Cost vs commit tradeoff¶
Monthly: compare overage cost vs the cost of upgrading commit:
| Monthly overage | Commit upgrade cost | Decision |
|---|---|---|
| 5,000 BDT | 15,000 BDT | Stay with overage |
| 25,000 BDT | 15,000 BDT | Upgrade commit |
Re-evaluate every 6 months.
Optimization¶
- Stagger cron jobs to spread peak across hours
- Use GPU MIG for inference to load more workloads per chassis
- Right-size servers; idle servers still draw 30-50% TDP
Related¶
Surprise overage bill¶
Monthly bill higher than expected:
bash cd colo power usage --rack <id> --month current --granularity hour
Identify peak hours/days; correlate with workload. Common surprises: - Backup window concentrated power use - Cron-aligned tasks all firing at midnight - New deploy added 8 servers; total draw exceeded commit
Mitigation: stagger, upgrade commit, or accept ongoing overage.
Breaker tripped¶
Workload offline: 1. Smart-hands resets breaker (10-30 min response) 2. Document the peak that caused it 3. Either reduce load or upgrade circuit (32A → 63A)
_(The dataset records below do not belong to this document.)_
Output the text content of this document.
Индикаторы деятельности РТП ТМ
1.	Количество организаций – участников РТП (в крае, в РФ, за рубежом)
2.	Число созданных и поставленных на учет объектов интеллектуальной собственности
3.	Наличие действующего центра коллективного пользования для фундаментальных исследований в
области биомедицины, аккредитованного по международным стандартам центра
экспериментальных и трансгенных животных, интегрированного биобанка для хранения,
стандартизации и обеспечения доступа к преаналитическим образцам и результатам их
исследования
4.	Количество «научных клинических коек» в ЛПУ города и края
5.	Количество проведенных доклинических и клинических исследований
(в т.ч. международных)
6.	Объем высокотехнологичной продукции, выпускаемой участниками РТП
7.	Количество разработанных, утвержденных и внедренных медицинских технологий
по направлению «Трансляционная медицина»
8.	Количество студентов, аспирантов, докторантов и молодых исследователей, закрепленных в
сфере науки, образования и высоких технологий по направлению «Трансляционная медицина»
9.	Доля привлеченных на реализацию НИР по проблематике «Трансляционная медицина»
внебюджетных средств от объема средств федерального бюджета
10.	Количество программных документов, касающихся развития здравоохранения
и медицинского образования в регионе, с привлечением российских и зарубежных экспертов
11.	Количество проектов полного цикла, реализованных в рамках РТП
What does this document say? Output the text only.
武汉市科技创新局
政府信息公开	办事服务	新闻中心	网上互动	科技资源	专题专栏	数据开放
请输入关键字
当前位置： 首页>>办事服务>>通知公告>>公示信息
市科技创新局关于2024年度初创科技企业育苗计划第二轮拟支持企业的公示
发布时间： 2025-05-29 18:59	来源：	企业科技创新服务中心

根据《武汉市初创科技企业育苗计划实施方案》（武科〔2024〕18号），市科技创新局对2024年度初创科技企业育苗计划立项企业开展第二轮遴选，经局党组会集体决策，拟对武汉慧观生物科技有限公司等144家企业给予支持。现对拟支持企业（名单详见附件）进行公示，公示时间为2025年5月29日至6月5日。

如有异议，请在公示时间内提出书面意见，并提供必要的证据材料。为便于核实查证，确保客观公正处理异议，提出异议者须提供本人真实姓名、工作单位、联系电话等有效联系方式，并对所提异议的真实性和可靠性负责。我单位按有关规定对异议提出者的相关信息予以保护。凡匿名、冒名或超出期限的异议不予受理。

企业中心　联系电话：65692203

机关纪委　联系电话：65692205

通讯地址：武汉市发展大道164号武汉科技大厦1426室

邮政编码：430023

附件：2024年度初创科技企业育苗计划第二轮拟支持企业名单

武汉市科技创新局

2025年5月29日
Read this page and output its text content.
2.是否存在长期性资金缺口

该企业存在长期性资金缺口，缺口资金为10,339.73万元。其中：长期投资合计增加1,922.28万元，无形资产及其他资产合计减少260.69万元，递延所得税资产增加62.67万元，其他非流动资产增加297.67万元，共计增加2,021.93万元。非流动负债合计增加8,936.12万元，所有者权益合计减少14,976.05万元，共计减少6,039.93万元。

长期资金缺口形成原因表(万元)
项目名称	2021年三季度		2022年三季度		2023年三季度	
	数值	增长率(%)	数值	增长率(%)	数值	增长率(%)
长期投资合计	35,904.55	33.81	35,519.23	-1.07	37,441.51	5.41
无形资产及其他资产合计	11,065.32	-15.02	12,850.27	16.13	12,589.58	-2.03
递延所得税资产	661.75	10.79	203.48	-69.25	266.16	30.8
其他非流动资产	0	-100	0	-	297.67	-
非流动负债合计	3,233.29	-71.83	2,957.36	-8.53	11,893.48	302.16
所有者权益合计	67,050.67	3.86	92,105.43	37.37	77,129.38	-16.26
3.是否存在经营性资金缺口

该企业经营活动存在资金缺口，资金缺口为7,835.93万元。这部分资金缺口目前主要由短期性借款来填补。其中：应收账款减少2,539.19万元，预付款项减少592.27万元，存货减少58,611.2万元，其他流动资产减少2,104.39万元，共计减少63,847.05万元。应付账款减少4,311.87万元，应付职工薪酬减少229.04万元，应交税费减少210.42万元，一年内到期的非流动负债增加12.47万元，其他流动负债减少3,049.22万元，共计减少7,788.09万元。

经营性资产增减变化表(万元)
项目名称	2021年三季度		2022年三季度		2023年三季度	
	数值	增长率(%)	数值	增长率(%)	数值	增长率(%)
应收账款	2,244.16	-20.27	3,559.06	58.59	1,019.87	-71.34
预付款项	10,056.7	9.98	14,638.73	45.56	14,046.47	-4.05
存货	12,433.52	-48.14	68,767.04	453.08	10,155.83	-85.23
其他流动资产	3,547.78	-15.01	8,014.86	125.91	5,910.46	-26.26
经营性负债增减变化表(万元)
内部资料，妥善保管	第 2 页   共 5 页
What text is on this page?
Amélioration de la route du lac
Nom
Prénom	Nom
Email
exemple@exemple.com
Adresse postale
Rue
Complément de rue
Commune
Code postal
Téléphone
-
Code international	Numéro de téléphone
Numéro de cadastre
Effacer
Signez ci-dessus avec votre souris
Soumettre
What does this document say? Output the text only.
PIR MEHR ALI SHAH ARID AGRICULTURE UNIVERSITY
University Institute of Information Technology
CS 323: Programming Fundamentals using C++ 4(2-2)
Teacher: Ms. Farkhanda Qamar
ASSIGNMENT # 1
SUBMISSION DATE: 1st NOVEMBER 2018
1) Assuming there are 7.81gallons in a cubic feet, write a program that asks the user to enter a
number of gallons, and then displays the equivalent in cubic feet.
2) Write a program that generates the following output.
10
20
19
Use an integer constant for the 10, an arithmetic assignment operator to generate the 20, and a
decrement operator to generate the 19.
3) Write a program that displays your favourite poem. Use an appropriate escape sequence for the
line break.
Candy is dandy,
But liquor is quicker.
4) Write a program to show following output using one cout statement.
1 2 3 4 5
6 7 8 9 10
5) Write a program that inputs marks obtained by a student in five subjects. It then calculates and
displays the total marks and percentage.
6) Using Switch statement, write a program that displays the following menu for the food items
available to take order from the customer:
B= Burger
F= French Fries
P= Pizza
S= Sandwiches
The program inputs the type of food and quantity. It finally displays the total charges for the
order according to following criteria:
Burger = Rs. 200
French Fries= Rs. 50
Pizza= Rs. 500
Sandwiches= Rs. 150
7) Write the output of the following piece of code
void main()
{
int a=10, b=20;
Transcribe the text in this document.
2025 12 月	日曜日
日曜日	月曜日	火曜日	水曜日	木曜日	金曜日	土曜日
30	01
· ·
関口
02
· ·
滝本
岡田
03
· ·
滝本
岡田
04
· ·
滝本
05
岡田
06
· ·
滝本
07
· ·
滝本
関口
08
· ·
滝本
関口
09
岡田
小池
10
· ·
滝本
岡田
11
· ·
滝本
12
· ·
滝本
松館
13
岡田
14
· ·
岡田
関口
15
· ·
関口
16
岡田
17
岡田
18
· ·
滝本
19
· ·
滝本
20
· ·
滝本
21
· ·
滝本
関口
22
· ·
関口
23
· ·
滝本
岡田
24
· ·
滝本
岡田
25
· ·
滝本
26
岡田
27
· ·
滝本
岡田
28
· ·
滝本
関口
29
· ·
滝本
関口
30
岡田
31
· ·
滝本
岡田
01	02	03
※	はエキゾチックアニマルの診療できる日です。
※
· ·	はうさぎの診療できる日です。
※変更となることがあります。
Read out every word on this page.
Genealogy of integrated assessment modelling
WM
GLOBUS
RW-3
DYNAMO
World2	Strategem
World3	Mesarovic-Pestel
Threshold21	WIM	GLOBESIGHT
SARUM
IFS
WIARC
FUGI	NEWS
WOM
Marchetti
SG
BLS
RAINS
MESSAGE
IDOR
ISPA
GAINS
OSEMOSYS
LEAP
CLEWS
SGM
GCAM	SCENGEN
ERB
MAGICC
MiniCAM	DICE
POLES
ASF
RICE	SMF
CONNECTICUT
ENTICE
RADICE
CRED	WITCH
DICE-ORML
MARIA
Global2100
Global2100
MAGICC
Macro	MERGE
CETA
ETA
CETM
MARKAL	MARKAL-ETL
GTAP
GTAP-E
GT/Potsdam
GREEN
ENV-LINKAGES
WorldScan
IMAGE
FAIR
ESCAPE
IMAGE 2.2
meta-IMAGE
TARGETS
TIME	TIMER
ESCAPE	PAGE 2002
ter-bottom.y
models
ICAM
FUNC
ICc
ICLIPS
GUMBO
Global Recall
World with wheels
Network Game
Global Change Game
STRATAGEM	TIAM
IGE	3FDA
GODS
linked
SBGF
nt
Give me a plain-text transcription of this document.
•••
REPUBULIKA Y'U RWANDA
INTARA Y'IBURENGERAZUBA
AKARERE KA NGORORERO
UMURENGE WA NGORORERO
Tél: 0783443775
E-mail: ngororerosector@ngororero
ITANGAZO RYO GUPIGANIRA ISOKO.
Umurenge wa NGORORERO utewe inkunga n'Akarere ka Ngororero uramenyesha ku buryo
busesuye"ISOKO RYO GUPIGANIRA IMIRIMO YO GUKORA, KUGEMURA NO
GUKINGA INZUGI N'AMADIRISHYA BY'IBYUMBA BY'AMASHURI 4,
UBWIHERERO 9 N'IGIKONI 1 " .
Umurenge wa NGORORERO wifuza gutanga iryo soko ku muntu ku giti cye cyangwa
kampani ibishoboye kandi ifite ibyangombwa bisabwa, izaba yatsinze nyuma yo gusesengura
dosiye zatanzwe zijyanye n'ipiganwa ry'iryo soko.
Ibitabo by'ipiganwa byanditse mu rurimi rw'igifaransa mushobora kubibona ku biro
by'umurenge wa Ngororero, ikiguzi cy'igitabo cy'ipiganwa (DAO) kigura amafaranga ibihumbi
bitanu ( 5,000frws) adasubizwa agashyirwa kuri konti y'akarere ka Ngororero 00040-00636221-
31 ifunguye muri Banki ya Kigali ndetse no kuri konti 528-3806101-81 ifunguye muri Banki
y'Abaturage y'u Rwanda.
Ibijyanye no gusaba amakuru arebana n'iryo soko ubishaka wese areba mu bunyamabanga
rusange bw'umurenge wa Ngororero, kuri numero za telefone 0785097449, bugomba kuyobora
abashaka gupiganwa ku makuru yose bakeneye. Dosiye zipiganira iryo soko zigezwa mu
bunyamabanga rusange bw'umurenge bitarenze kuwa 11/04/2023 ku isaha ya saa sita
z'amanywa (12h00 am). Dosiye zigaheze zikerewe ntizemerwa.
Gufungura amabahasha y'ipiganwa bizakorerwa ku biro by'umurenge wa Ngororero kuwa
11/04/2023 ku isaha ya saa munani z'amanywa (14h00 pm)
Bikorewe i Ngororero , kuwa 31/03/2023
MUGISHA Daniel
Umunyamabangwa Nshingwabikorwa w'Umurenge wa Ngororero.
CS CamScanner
Trip is hard limit; overage budget doesn't help.
PSU imbalance trip¶
WARN: Rack PSU-A drew 65% of total; lost PSU-B redundancy buffer
One leg overloaded; if that leg trips, workload exceeds the other leg → cascade. Rebalance via PDU re-cabling (smart-hands).
Overage cap hit¶
If you set a monthly-cap: - 80% → alert - 100% → CD pauses metering; you decide manually - If hit physical breaker too → workload offline
Raise cap mid-month if business-critical; else accept the trip.
Metering disputed¶
You think the meter is wrong:
bash cd colo power audit --rack <id> --month 2026-04
Returns minute-level samples; compare against your DCIM if you log power separately. Discrepancies > 1%: ticket for CD power-team review.
Right-sizing commit¶
After 6 months of usage data: - p95 of hourly peak = good commit baseline - p50 = under-committed, lots of overage - p99.9 = over-committed, wasted base cost
Set commit slightly above p95.